DISCUSSION: The aim of this work is to differentiate hESC into HSC, with the long-term goal of making HIV-resistant cells. The application has more weaknesses than strengths. The PI is mainly a clinician who has no real track record in the field (the last publication was in 2003, and in collaboration), and much of this work will be done in collaboration with ACT. Two main areas of concerns are 1) the NOD/SCID mouse experiments, which many not work as proposed because the issue of allogenicity is ignored, and 2) the poor characterization of the ACT lines, where the general consensus is that the researchers don't know what they are working with.
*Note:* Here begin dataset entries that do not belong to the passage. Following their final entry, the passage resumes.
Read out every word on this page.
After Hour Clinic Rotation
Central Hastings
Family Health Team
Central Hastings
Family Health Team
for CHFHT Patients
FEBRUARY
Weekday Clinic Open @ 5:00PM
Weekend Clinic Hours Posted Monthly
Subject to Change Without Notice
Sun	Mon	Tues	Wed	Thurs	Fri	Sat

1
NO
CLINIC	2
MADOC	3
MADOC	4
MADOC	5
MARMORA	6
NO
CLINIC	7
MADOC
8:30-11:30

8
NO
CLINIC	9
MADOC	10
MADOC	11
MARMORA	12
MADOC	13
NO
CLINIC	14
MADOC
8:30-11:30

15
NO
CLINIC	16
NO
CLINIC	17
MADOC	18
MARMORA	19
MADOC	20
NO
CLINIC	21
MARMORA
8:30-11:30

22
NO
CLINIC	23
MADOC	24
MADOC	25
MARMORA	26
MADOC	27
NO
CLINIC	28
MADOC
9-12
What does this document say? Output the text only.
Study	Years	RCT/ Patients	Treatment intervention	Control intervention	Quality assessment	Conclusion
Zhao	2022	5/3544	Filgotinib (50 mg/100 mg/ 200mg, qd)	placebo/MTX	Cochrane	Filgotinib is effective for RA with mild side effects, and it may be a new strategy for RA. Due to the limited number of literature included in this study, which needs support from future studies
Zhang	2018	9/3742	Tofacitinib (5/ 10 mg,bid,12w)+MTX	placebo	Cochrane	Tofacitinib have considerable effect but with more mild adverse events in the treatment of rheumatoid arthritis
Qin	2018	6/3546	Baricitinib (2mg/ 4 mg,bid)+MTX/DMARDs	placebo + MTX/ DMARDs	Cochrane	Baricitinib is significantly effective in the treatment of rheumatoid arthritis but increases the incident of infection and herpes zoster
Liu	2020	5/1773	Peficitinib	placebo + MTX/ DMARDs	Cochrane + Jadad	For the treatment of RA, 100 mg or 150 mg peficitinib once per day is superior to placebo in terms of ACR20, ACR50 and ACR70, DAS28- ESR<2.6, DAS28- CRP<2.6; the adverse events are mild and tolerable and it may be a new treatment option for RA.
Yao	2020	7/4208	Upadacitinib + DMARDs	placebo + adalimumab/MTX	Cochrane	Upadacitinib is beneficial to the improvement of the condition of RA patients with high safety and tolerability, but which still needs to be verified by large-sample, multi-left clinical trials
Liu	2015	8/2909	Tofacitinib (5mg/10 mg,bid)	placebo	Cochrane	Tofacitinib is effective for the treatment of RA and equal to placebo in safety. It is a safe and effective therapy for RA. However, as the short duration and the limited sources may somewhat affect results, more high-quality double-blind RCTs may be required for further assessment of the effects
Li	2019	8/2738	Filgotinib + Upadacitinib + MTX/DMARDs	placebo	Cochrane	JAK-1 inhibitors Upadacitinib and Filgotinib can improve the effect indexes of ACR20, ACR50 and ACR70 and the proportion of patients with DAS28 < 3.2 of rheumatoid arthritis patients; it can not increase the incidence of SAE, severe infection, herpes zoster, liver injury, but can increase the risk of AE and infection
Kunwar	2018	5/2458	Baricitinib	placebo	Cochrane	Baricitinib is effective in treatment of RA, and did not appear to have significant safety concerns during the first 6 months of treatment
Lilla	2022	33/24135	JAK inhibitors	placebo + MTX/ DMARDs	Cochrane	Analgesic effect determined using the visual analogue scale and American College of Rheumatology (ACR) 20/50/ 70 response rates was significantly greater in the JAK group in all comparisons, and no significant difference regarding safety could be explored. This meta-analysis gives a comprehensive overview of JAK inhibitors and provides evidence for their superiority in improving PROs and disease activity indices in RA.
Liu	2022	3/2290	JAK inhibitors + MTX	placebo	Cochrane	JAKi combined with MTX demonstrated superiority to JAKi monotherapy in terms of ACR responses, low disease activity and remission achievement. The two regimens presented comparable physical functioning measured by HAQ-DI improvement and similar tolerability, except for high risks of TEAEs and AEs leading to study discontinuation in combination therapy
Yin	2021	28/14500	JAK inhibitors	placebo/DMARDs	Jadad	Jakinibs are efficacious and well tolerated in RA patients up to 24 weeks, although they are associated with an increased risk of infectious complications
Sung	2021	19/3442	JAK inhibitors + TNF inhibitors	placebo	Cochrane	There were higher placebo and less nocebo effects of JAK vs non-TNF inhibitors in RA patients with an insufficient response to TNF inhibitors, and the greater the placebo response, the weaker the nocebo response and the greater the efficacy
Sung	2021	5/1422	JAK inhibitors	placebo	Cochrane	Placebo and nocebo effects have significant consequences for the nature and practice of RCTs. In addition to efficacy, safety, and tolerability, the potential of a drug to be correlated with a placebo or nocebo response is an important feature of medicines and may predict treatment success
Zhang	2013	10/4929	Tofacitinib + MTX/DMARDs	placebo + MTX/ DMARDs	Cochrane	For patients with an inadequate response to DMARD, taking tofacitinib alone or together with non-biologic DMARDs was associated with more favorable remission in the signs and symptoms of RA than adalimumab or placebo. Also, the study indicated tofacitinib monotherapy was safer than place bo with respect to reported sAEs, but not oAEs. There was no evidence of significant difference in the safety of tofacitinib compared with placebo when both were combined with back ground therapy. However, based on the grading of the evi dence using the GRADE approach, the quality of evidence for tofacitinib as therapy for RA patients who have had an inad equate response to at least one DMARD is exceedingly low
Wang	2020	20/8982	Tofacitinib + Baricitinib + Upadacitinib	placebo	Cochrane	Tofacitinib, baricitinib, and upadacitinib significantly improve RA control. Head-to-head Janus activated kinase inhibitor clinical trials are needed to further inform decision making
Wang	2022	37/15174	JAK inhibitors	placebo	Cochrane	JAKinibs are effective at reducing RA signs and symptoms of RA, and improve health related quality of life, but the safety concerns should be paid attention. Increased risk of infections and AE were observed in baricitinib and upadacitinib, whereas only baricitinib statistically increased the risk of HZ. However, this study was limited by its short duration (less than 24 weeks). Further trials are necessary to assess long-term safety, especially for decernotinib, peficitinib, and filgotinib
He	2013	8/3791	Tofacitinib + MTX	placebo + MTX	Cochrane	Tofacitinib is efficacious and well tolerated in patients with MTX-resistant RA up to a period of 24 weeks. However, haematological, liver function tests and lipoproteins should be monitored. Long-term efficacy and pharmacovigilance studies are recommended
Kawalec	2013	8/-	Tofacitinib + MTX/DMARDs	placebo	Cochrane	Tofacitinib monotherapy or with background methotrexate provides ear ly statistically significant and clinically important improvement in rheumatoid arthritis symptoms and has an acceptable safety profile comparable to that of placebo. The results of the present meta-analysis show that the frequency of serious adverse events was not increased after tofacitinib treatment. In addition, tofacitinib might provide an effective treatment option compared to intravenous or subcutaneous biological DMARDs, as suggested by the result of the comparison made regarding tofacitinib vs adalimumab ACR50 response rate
Should future funding opportunities arise, reviewers suggest that more information about the cells to be tested would be very useful in evaluating the potential impact of these studies. Preliminary data reflective of the feasibility of in vivo models also would be helpful. In order to answer the question of whether hemangioblasts generated by the work in this proposal can be used clinically, the applicants would need to develop, in parallel, a large animal model with a known track record of translation into the clinic.